ETD analysis of deuteration in the peptide 115–132 of Hck SH3. (A) The sequence of residues 115–132 with the c and z ion cleavage positions indicated. These c and z product ions were the only ones for which reliable data could be obtained; fragmentation of the C-terminal part of the peptide was not efficient. (B) Mass spectra of the +4 charge state of peptide 115–132 after 15 minutes of deuterium exchange (top). The low-mass region (blue bracket) and the high-mass region (red bracket) of the entire peak were independently selected for ETD using a quadrupole LM resolution setting of 15. The isolated ions are shown in the middle (red) and lower (blue) spectra; the combination of the red and blue spectra is shown in the inset. All spectra were obtained with a Waters Synapt G2 equipped with ETD using mild conditions that minimize deuterium scrambling [113]. (C) Deuterium content of the high- and low-mass selections according to the product ions of the c-type (top) and z-type (bottom).

Figure 12

Deuterium uptake plots and peak width analysis for peptides from the Hck SH3 W93A mutant.
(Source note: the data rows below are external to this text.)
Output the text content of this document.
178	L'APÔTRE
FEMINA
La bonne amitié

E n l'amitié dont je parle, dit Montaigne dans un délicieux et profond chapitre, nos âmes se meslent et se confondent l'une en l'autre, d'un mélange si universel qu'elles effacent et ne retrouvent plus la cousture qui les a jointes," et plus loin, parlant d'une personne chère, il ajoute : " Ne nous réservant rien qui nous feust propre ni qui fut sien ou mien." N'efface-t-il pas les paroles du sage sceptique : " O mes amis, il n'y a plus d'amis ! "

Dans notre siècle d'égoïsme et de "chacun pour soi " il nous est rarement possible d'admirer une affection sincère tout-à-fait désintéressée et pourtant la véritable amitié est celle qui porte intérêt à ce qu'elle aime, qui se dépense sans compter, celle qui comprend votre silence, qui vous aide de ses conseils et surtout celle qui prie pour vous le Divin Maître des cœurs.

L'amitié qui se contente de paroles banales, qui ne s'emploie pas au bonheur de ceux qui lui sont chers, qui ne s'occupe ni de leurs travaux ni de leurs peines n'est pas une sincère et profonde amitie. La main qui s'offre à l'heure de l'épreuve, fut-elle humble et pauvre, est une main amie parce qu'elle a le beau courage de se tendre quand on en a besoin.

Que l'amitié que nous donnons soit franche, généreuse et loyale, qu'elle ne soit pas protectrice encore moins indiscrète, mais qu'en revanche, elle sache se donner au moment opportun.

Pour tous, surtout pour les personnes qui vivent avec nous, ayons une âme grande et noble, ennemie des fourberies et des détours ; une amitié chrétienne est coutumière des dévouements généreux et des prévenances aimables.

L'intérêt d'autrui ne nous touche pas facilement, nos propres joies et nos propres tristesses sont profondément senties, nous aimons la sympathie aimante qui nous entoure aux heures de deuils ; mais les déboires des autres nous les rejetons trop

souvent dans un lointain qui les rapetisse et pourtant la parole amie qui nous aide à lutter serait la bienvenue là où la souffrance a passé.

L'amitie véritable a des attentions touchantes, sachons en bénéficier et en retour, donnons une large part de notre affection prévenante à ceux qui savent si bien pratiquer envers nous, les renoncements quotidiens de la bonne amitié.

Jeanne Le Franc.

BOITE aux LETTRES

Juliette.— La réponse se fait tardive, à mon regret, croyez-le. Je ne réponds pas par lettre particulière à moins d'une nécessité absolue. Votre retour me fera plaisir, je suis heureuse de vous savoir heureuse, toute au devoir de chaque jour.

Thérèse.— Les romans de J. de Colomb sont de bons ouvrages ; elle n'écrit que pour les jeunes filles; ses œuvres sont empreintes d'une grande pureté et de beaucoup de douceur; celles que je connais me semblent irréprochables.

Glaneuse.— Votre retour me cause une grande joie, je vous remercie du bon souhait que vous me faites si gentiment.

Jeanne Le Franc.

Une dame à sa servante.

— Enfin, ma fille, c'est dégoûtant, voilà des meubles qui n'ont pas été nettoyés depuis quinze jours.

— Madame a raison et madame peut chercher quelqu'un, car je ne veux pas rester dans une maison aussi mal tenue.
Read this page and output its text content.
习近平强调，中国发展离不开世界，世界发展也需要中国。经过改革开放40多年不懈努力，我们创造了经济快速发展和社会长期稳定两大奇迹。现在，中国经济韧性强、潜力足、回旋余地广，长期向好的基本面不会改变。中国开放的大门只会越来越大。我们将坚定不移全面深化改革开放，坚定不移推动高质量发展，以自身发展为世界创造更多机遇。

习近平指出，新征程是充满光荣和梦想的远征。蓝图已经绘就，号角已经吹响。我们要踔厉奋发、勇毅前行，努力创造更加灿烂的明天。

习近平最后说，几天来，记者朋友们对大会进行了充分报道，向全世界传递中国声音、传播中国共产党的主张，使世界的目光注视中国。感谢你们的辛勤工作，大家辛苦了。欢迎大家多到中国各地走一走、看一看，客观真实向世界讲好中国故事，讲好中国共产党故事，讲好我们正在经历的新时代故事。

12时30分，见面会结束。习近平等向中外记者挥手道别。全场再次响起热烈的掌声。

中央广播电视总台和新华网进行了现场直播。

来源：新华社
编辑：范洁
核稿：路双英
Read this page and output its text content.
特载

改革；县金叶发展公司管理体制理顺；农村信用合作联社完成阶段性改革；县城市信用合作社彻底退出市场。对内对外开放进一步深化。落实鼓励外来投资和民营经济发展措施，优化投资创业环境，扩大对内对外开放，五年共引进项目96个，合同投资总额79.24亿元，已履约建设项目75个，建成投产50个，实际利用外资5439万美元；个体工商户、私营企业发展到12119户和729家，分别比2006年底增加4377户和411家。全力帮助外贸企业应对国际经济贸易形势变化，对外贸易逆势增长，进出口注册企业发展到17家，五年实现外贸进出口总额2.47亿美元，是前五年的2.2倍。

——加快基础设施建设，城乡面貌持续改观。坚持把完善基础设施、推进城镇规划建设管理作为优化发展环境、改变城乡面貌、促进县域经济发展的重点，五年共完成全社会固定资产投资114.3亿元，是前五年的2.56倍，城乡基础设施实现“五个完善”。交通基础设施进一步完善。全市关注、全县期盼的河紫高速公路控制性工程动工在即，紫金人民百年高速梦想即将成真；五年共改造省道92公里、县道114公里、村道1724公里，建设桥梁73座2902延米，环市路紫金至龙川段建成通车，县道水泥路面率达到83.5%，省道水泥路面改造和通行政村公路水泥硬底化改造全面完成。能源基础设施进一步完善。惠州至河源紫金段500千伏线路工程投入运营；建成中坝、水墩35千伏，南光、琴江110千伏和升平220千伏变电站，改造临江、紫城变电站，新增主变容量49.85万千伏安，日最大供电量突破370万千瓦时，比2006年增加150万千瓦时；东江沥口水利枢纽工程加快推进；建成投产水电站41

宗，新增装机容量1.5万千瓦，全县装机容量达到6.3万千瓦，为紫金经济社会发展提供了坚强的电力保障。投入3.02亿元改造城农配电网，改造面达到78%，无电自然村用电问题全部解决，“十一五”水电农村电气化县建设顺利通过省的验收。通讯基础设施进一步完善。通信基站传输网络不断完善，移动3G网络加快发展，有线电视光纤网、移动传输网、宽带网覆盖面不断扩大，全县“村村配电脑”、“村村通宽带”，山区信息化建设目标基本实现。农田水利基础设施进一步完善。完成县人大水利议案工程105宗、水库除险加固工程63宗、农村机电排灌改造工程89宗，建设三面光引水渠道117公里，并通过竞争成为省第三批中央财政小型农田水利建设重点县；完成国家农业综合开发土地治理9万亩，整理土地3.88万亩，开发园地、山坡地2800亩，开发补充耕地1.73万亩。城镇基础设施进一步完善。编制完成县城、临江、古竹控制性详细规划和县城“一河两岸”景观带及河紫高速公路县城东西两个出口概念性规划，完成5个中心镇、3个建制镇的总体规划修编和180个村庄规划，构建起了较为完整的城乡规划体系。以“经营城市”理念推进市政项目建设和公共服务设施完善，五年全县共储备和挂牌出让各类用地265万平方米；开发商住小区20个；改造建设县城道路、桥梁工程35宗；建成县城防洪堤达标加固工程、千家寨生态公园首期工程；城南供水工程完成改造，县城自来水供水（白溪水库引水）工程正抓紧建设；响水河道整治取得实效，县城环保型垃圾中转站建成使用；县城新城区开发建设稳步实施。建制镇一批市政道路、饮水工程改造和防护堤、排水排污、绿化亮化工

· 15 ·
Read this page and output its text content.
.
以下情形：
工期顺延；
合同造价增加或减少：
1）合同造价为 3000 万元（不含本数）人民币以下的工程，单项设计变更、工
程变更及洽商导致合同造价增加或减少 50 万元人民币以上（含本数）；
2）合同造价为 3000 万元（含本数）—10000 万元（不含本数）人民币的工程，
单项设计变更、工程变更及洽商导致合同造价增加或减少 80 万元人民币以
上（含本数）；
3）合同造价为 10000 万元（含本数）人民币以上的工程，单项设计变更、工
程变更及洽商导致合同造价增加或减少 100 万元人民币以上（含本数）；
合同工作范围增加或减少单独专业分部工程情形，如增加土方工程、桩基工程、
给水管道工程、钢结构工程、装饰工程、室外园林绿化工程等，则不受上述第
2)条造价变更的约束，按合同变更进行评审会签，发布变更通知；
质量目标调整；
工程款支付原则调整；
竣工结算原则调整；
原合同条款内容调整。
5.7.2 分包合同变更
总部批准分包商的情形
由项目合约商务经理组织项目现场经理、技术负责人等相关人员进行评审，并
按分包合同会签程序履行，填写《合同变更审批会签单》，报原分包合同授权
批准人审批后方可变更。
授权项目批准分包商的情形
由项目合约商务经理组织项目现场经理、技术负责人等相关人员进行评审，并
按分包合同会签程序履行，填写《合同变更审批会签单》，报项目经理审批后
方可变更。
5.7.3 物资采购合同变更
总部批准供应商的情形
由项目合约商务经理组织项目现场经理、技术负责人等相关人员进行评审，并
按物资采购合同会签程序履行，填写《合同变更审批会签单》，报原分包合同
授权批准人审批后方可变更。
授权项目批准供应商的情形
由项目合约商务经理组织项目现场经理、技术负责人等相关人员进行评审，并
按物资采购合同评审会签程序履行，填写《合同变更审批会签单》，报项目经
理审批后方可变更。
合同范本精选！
The sequence of the protein is shown at the left, with the 98–105 peptide colored in blue and the 115–132 peptide colored in red. The location of the mutation is shown in cyan – note the numbering of the mutation (W93A) is not in the same numbering scheme as the rest of the article, see Ref. [123]. (A,C) Deuterium uptake plots and (B,D) peak width plots for the two peptides, as indicated. The hatched box in panels B and D represents the time of the peak width maximum for wild type Hck SH3.